Switzerland Property Price Update

Switzerland has long been regarded as one of the most desirable places to live in Europe, offering a high quality of life, as well as a mix of scenic and urban locations. Property price forecasts don’t always hit the mark, and this was exemplified by the Swiss Real Estate Index’s prediction back at the start of the year that property prices would fall in 2018.

Just three months into the year, a study from Credit Suisse demonstrated the opposite – that property prices in the European state had risen, with sharp increases being shown across multiple regions. After prices fell for the first time in 14 years towards the end of 2016 and the beginning of 2017, the decline has proven to be temporary, as real estate shoots up in Switzerland. According to Credit Suisse, the prevailing strength of the economy is a major factor in the demand spike for residential property.

Property prices picking up

Lake Geneva had been one of the areas which was cited as stagnating the most, but prices have now begun to rise in that area, as well as the majority of other areas around the country. Which areas fetch the highest prices? According to the Credit Suisse report, Geneva, Zurich and Zug can still demand some of the biggest property investments. In Geneva, the average price of a condominium was found to be 1’238’542 CHF, in Zurich 1’314’620 CHF and in Zug 1’138’477 CHF.

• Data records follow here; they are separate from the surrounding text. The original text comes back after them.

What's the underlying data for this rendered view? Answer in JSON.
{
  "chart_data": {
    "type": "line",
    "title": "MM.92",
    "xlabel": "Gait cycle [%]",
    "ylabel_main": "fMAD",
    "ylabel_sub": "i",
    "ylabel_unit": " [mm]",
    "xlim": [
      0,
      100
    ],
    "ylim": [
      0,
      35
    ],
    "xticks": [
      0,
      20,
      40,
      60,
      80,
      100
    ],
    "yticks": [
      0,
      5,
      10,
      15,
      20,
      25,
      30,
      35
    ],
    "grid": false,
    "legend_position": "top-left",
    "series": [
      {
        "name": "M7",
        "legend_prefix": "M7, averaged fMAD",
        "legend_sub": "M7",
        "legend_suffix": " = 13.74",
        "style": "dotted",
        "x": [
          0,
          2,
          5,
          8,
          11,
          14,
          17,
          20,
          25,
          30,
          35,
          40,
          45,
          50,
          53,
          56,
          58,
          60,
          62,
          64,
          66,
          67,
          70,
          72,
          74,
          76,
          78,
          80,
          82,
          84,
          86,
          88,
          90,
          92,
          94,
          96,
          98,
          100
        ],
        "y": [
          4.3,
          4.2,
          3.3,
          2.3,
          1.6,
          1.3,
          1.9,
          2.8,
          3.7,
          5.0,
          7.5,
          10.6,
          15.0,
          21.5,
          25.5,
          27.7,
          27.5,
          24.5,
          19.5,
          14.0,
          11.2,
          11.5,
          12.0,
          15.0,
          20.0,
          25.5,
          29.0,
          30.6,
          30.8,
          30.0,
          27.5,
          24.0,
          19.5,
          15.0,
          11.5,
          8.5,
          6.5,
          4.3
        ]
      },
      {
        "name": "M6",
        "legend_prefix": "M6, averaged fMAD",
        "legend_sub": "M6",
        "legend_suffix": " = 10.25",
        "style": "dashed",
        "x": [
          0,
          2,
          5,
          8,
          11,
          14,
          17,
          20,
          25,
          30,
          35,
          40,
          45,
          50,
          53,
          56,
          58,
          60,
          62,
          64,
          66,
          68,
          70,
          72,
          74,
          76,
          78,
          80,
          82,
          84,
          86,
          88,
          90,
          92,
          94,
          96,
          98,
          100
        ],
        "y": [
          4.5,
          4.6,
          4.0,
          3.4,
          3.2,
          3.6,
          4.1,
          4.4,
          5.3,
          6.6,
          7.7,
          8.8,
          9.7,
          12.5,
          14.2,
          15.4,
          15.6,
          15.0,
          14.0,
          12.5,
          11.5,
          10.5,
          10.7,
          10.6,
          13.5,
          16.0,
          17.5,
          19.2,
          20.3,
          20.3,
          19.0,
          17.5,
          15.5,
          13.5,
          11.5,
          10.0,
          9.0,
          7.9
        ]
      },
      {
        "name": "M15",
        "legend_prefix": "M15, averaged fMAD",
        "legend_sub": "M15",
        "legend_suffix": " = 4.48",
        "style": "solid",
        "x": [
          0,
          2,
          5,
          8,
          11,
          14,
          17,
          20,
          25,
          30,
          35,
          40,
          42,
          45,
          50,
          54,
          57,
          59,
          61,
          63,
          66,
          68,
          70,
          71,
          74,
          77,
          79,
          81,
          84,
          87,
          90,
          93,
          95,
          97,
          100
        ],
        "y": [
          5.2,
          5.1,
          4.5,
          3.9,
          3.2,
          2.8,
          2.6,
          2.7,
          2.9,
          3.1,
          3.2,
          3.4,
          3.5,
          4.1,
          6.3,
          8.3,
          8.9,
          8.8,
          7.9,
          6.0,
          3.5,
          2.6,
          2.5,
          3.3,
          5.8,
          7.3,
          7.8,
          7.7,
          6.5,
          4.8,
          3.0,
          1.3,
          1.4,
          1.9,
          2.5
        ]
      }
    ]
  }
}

Meanwhile, property buyers who are looking at the lower end of the market can focus on the more rural regions if they wish to find more accessible prices. In Tre Valli to the South East, the average price of a condo is just 399’799 CHF in comparison to the areas above, while Jura condos have a 387’447 CHF average price tag, and in neighbouring Jura Benois 366’727 CHF.

According to the Swiss National Bank’s May 2018 assessment: “Prices for single-family houses and owner-occupied apartments began to rise more rapidly again. Residential investment property prices also rose, albeit at a somewhat slower pace.”

So it seems we have seen 12 months of two distinct halves for the Swiss property market. The first half saw the fall and the second a sharp rise, aided by low interest rates on a global scale and international economic resurgence. Looking ahead towards the end of the year, there appears to be little danger of a boom and bust scenario. Locations such as those near urban centres, natural attractions or the ski resorts in Switzerland look set to retain their value, and there is the possibility that new property opportunities will be on the way if the government decides to support development schemes which make more affordable housing available for those that are struggling with Switzerland’s higher price points.

To summarise, Switzerland remains a compelling investment option for those looking at the higher end of the price scale, driven by its status as a financial centre and popular residential location for retirees.